Genetically engineered nontoxic vaccine adjuvant that combines B cell targeting with immunomodulation by cholera toxin A1 subunit.

Cholera toxin (CT) is an exceptionally potent adjuvant but, unfortunately, also very toxic. Here we present a powerful new approach to separate toxicity from adjuvanticity by constructing a fusion protein that combines the enzymatically active cholera toxin A1 subunit (CTA1) with targeting to B cells. The CTA1 was genetically linked at its C-terminal end to two Ig-binding domains, DD, of staphylococcal protein A and produced in Escherichia coli.
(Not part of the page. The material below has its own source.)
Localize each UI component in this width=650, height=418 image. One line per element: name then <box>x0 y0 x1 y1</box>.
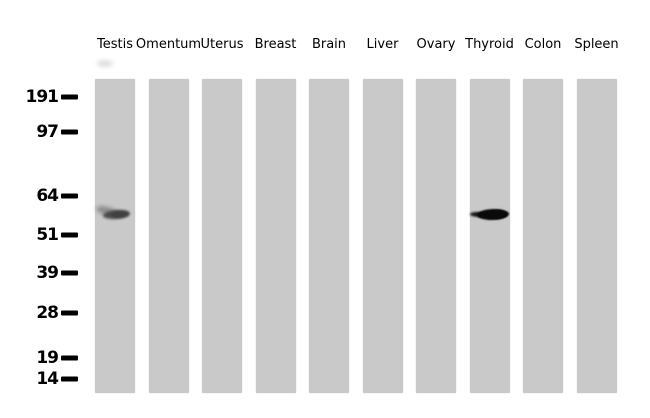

The highly purified, monomeric CTA1-DD fusion protein, with a molecular mass of 37 kDa, was found to exhibit strong ADP-ribosyltransferase activity and bound, via the DD moiety, to both Fc and Fab fragments and to all IgG subclasses--IgE, IgA, and IgM. After i.v. injection of the fusion protein, FACS analysis revealed binding of CTA1-DD to splenic IgM+ B cells, but not CD3+ T cells, indicating cell-specific targeting in vivo. Strikingly, we found that the adjuvant ability of CTA1-DD to enhance systemic IgG as well as mucosal IgA responses to the unrelated Ags, OVA, or keyhole limpet hemocyanin, administered i.v or intranasally, was comparable to that of intact CT. In addition, the enhancing effect on specific IgG1, IgG2a, and IgG2b responses mimicked that of CT and suggested involvement of both Th1 and Th2 CD4+ T cell activity. The CTA1-DD, as well as CT, up-regulated expression of the CD80 and CD86 molecules on the targeted B cells, indicating that enhanced T cell costimulation may be responsible for the adjuvant effect. Contrary to CT, however, CTA1-DD was completely nontoxic. Thus, the CTA1-DD adjuvant should find general applicability in systemic and mucosal vaccines, and the strategy used may also be explored for other regimens requiring targeted immunomodulation.